Closed Toni-Chan closed 5 years ago
We follow the settings in (https://github.com/thunlp/NRE) to prepare our corpus which is used for text-entity alignments and training word embeddings. Pre-trained word embeddings are learned from New York Times Annotated Corpus (LDC Data LDC2008T19), which should be obtained from LDC (https://catalog.ldc.upenn.edu/LDC2008T19). Our alignments are also based on this data. Because of the license, I can not directly release this data. Maybe you can try to download this data.

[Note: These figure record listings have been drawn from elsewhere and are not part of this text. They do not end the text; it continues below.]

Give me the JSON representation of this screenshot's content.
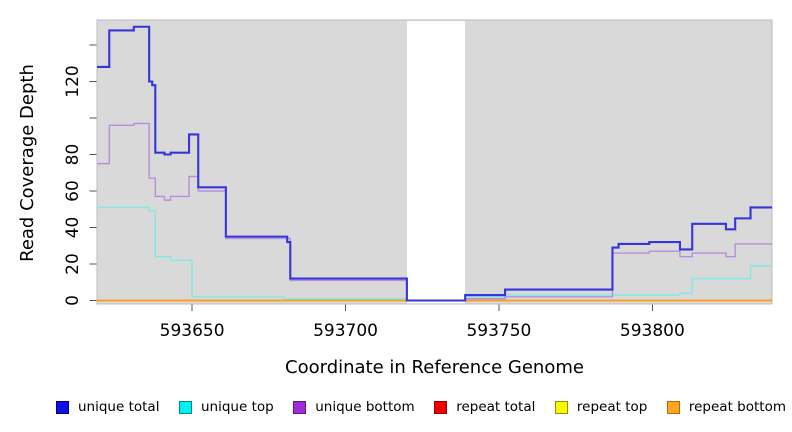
{
  "figure": {
    "xlabel": "Coordinate in Reference Genome",
    "ylabel": "Read Coverage Depth"
  },
  "axes": {
    "x": {
      "ticks": [
        "593650",
        "593700",
        "593750",
        "593800"
      ],
      "tick_values": [
        593650,
        593700,
        593750,
        593800
      ]
    },
    "y": {
      "ticks": [
        0,
        20,
        40,
        60,
        80,
        100,
        120,
        140
      ],
      "labeled": [
        "0",
        "20",
        "40",
        "60",
        "80",
        "120"
      ],
      "labeled_values": [
        0,
        20,
        40,
        60,
        80,
        120
      ]
    }
  },
  "legend": {
    "items": [
      {
        "label": "unique total",
        "fill": "#0f0fe8",
        "border": "#00007a"
      },
      {
        "label": "unique top",
        "fill": "#00efef",
        "border": "#008b8b"
      },
      {
        "label": "unique bottom",
        "fill": "#9d2bd6",
        "border": "#5e1a86"
      },
      {
        "label": "repeat total",
        "fill": "#ee0000",
        "border": "#8b0000"
      },
      {
        "label": "repeat top",
        "fill": "#f8f800",
        "border": "#9a8b00"
      },
      {
        "label": "repeat bottom",
        "fill": "#ffa51f",
        "border": "#b36b00"
      }
    ]
  },
  "chart_data": {
    "type": "line",
    "subtype": "step",
    "title": "",
    "xlabel": "Coordinate in Reference Genome",
    "ylabel": "Read Coverage Depth",
    "xlim": [
      593619,
      593839
    ],
    "ylim": [
      0,
      154
    ],
    "x_ticks": [
      593650,
      593700,
      593750,
      593800
    ],
    "y_ticks": [
      0,
      20,
      40,
      60,
      80,
      100,
      120,
      140
    ],
    "grid": false,
    "legend_position": "bottom",
    "panel_background": "#d9d9d9",
    "gap_region": [
      593720,
      593739
    ],
    "series": [
      {
        "name": "repeat total",
        "color": "#dd3333",
        "width": 1.4,
        "points": [
          [
            593619,
            0
          ],
          [
            593839,
            0
          ]
        ]
      },
      {
        "name": "repeat top",
        "color": "#eeee22",
        "width": 1.4,
        "points": [
          [
            593619,
            0
          ],
          [
            593839,
            0
          ]
        ]
      },
      {
        "name": "repeat bottom",
        "color": "#ff9d1e",
        "width": 1.8,
        "points": [
          [
            593619,
            0
          ],
          [
            593839,
            0
          ]
        ]
      },
      {
        "name": "unique top",
        "color": "#7de9e9",
        "width": 1.4,
        "points": [
          [
            593619,
            51
          ],
          [
            593636,
            49
          ],
          [
            593638,
            24
          ],
          [
            593643,
            22
          ],
          [
            593650,
            2
          ],
          [
            593680,
            1
          ],
          [
            593720,
            0
          ],
          [
            593739,
            2
          ],
          [
            593752,
            3
          ],
          [
            593787,
            3
          ],
          [
            593809,
            4
          ],
          [
            593813,
            12
          ],
          [
            593832,
            19
          ],
          [
            593839,
            19
          ]
        ]
      },
      {
        "name": "unique bottom",
        "color": "#b78edc",
        "width": 1.4,
        "points": [
          [
            593619,
            75
          ],
          [
            593623,
            96
          ],
          [
            593631,
            97
          ],
          [
            593636,
            67
          ],
          [
            593638,
            57
          ],
          [
            593641,
            55
          ],
          [
            593643,
            57
          ],
          [
            593649,
            68
          ],
          [
            593652,
            60
          ],
          [
            593661,
            34
          ],
          [
            593682,
            11
          ],
          [
            593720,
            0
          ],
          [
            593739,
            1
          ],
          [
            593752,
            2
          ],
          [
            593787,
            26
          ],
          [
            593799,
            27
          ],
          [
            593809,
            24
          ],
          [
            593813,
            26
          ],
          [
            593824,
            24
          ],
          [
            593827,
            31
          ],
          [
            593839,
            31
          ]
        ]
      },
      {
        "name": "unique total",
        "color": "#3535dc",
        "width": 2.1,
        "points": [
          [
            593619,
            128
          ],
          [
            593623,
            148
          ],
          [
            593631,
            150
          ],
          [
            593636,
            120
          ],
          [
            593637,
            118
          ],
          [
            593638,
            81
          ],
          [
            593641,
            80
          ],
          [
            593643,
            81
          ],
          [
            593649,
            91
          ],
          [
            593652,
            62
          ],
          [
            593661,
            35
          ],
          [
            593681,
            32
          ],
          [
            593682,
            12
          ],
          [
            593720,
            0
          ],
          [
            593739,
            3
          ],
          [
            593752,
            6
          ],
          [
            593787,
            29
          ],
          [
            593789,
            31
          ],
          [
            593799,
            32
          ],
          [
            593809,
            28
          ],
          [
            593813,
            42
          ],
          [
            593824,
            39
          ],
          [
            593827,
            45
          ],
          [
            593832,
            51
          ],
          [
            593839,
            51
          ]
        ]
      }
    ]
  }
}
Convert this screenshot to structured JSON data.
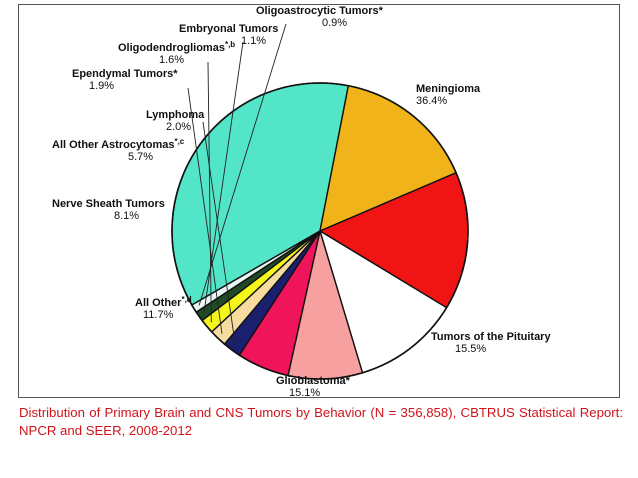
{
  "chart_data": {
    "type": "pie",
    "title": "",
    "slices": [
      {
        "label": "Meningioma",
        "value": 36.4,
        "display": "36.4%",
        "color": "#52e5c8"
      },
      {
        "label": "Tumors of the Pituitary",
        "value": 15.5,
        "display": "15.5%",
        "color": "#f0b41a"
      },
      {
        "label": "Glioblastoma*",
        "value": 15.1,
        "display": "15.1%",
        "color": "#f01414"
      },
      {
        "label": "All Other*,d",
        "value": 11.7,
        "display": "11.7%",
        "color": "#ffffff"
      },
      {
        "label": "Nerve Sheath Tumors",
        "value": 8.1,
        "display": "8.1%",
        "color": "#f7a0a0"
      },
      {
        "label": "All Other Astrocytomas*,c",
        "value": 5.7,
        "display": "5.7%",
        "color": "#f0145a"
      },
      {
        "label": "Lymphoma",
        "value": 2.0,
        "display": "2.0%",
        "color": "#1a1f6e"
      },
      {
        "label": "Ependymal Tumors*",
        "value": 1.9,
        "display": "1.9%",
        "color": "#f7dca0"
      },
      {
        "label": "Oligodendrogliomas*,b",
        "value": 1.6,
        "display": "1.6%",
        "color": "#f5f51e"
      },
      {
        "label": "Embryonal Tumors",
        "value": 1.1,
        "display": "1.1%",
        "color": "#1e4a28"
      },
      {
        "label": "Oligoastrocytic Tumors*",
        "value": 0.9,
        "display": "0.9%",
        "color": "#eaf6f4"
      }
    ]
  },
  "caption": "Distribution of Primary Brain and CNS Tumors by Behavior (N = 356,858), CBTRUS Statistical Report: NPCR and SEER, 2008-2012"
}
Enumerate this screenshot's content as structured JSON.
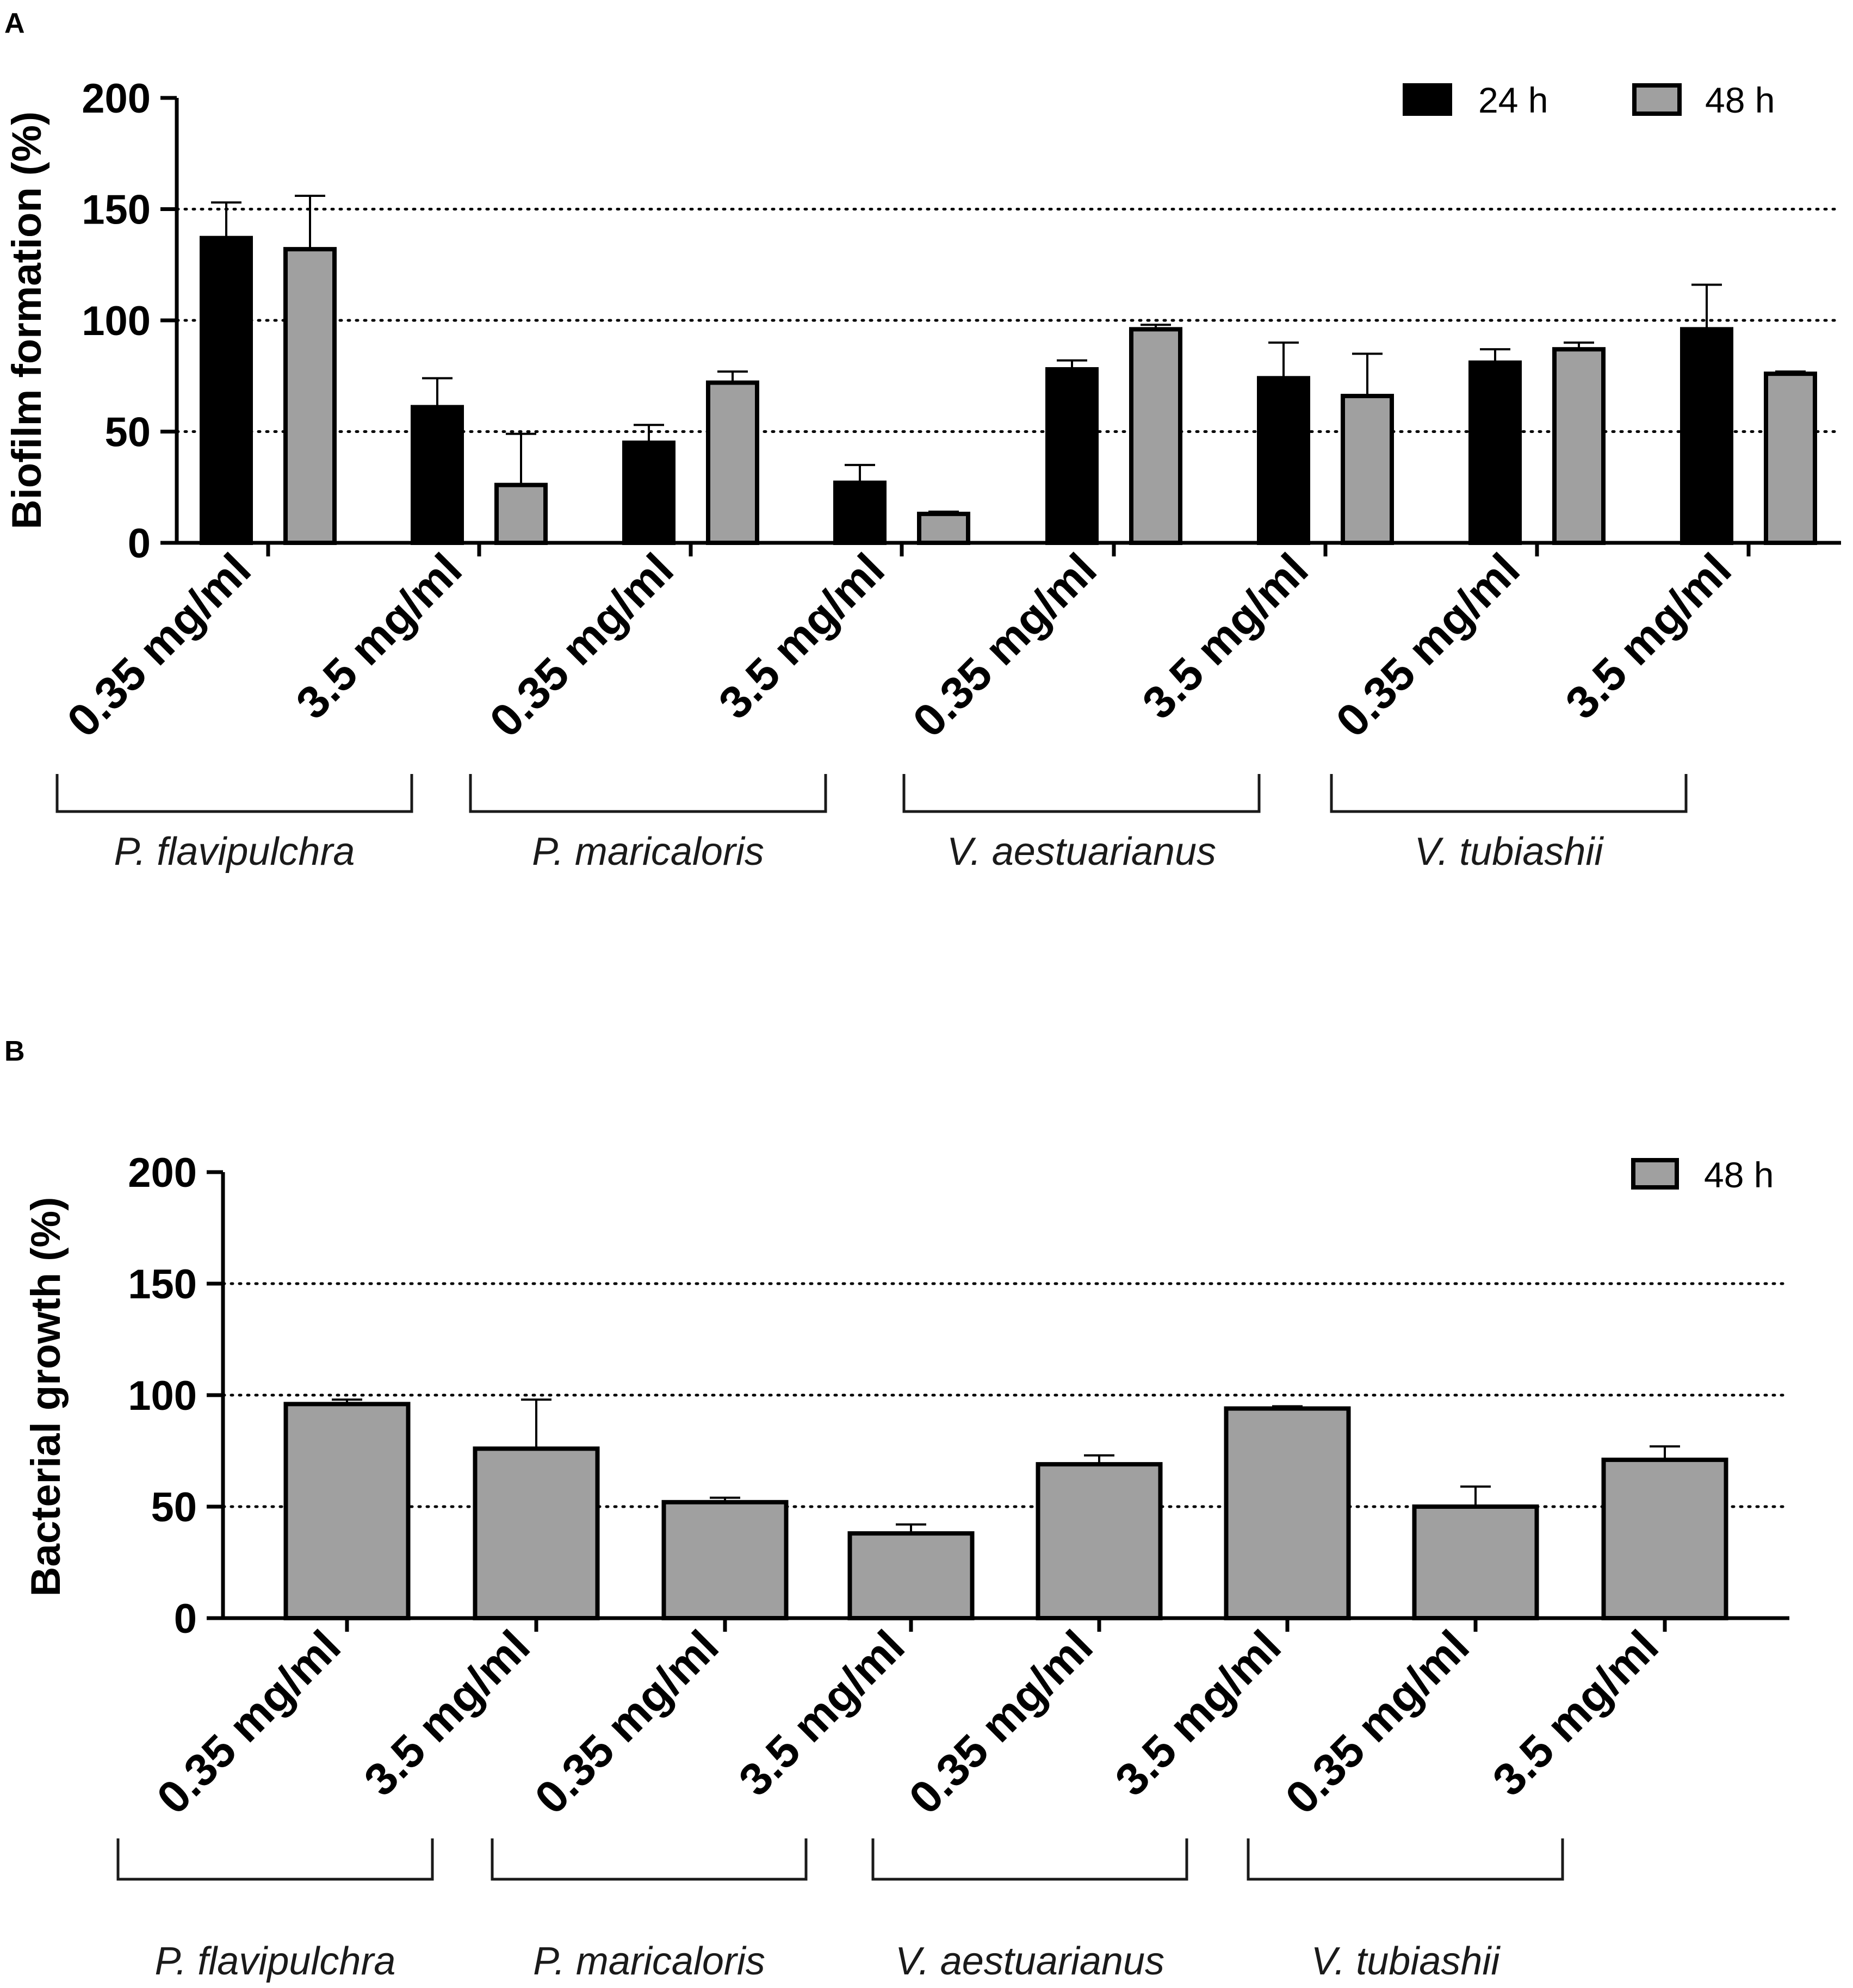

For link prediction, I align the knowledge graph FB15K to the New York Times Annotated Corpus (2008), based on entity anchors and entity names in Wikidata. You can download FB15K from the website or my another project https://github.com/thunlp/openke. But for the NYT-2008, you need to download the corpus from LDC and then align to FB15K by yourself. I think, to download the whole wikipedia and align it to FB15K is more easy.
Nah, I think I may have not expressed our concerns properly. I have sent you an email about the issues we encountered upon using the results from your paper (because our present approach requires comparison with other KG embedding/completion methods with text supervision, which you have mentioned in paper but not in code).
OK, I have received your mail.
We have noticed that you mentioned KG completion evaluation results. However in your code, the testing is for the relation extraction task. Can we know how you process with the KG completion task?